Três ministros do STF ouvidos em caráter reservado criticaram a movimentação de procuradores em torno do julgamento do indulto, avaliando que eles estariam tentando pautar a Suprema Corte, numa disputa de poder.

Na quarta, 28, o ministro Alexandre de Moraes votou pela constitucionalidade do Indulto de Natal de 2017 e abriu divergência em relação ao relator do processo, ministro Luís Roberto Barroso, que quer manter os crimes de colarinho branco excluídos da concessão do benefício.

A discussão sobre os limites do Poder Judiciário para examinar atos que competem ao presidente da República privativamente – como a edição do indulto – fomentou a discordância entre os dois ministros. Na visão do relator, o decreto de Temer se choca com princípios constitucionais e por isso deve ser moldado. Para Barroso, o decreto vai à contramão do combate à corrupção e contribui para a sensação de impunidade.

“Esse decreto esvazia o esforço da sociedade e das instituições, onde delegados, procuradores, juízes corajosos enfrentam essas diferentes modalidades de crime organizado, inclusive do colarinho branco”, afirmou Barroso.

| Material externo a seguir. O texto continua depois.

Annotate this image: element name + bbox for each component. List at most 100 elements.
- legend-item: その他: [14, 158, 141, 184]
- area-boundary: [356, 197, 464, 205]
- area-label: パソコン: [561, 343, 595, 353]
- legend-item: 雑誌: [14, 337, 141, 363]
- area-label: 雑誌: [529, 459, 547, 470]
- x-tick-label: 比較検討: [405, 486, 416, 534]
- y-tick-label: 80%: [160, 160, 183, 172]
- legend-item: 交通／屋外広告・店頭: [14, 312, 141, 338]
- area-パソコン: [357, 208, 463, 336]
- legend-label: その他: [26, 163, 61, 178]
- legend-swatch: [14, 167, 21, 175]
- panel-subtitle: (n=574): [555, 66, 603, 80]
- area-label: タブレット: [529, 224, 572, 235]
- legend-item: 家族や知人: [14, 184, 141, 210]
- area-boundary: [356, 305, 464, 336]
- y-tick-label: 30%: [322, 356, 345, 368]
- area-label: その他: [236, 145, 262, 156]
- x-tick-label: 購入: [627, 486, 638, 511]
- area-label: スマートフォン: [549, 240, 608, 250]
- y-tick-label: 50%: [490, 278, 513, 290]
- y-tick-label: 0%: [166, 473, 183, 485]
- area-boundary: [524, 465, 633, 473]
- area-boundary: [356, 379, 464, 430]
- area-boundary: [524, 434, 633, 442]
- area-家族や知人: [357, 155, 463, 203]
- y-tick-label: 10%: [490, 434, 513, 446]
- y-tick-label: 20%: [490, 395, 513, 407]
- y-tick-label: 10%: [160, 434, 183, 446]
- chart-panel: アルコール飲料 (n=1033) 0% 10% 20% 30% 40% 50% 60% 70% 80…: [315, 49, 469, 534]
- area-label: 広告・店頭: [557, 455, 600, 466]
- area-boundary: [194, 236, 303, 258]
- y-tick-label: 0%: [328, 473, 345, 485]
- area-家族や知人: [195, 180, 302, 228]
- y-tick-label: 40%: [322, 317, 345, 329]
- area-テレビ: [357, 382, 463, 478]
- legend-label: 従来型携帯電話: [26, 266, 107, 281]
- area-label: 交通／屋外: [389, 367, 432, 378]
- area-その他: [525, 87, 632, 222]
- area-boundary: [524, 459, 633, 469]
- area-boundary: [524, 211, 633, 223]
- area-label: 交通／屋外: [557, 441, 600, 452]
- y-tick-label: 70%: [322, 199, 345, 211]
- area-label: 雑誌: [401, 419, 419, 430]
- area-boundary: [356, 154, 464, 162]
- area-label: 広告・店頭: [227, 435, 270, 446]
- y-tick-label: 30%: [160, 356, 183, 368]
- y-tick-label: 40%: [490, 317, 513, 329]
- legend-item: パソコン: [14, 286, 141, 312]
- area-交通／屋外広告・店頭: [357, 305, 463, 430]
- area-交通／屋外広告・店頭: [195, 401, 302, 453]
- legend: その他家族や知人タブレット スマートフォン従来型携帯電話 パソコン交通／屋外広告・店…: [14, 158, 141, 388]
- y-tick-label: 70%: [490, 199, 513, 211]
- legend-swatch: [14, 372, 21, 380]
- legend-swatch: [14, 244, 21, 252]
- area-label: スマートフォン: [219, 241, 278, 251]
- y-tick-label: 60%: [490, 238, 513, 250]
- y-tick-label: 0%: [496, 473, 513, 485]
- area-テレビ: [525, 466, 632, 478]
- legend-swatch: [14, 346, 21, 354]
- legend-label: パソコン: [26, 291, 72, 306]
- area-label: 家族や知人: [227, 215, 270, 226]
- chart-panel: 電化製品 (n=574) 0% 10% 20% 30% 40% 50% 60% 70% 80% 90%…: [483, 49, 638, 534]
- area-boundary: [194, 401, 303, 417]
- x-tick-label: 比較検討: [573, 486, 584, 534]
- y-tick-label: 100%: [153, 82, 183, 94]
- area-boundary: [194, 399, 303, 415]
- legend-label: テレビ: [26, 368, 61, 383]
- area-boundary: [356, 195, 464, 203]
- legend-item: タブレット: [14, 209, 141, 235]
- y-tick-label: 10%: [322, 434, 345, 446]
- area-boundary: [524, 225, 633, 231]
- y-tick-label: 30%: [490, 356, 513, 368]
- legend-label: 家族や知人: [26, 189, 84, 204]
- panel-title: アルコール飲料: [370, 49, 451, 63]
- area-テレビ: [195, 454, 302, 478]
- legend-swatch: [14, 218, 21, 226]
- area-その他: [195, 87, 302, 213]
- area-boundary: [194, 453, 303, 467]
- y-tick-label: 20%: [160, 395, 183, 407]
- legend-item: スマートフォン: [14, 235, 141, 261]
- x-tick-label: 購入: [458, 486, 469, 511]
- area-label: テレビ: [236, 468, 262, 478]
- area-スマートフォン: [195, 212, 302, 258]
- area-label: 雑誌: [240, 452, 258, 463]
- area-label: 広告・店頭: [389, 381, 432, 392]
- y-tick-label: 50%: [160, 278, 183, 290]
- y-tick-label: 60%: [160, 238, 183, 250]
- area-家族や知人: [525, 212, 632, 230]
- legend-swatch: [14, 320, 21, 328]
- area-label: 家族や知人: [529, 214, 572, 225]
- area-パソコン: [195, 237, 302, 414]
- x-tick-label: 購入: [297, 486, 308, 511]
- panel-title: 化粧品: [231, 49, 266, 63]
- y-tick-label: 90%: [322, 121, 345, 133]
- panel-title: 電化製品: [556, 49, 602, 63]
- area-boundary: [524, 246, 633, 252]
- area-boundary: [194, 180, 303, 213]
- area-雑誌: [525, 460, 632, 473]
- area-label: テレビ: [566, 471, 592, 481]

Moraes rebateu dizendo que “todos lutam contra a corrupção”, mas que o STF não pode adentrar no mérito do decreto de indulto, apenas observar se ele foi editado dentro das opções constitucionais.

Regras

Além de excluir crimes do rol dos beneficiários do indulto, Barroso votou para derrubar trecho do decreto que perdoava condenados por crimes sem grave ameaça a violência que já tivessem cumprido um quinto da pena. O relator sobe este requisito para no mínimo um terço da pena, que deve ser de no máximo oito anos. Barroso também é contra suspender o perdão de pena de multa, o indulto àqueles que tiveram a pena privativa de liberdade substituída por restritiva de direitos e aos beneficiados pela suspensão condicional do processo. Outro ponto que o ministro quer manter suspenso é que o previa o perdão de pena para aqueles que têm recurso da acusação pendente, portanto, sem pena final fixada.

2018

Caso o STF restaure indulto de Temer de 2017, estará dando dá um aval simbólico para que o presidente edite as mesmas regras este ano. Se for derrubada a liminar de Barroso, quem cumpria os requisitos do decreto em dezembro do ano passado poderá ser beneficiado.

O pedido para barrar o decreto de Temer foi feito pela Procuradoria-Geral da República (PGR). Na semana passada, quando o julgamento do caso foi iniciado no plenário da Suprema Corte com as sustentações orais, a procuradora-geral da República, Raquel Dodge, disse que o indulto assinado no ano passado ampliou desproporcionalmente os benefícios e criou um cenário de impunidade no País, “sem uma justificativa minimamente razoável”.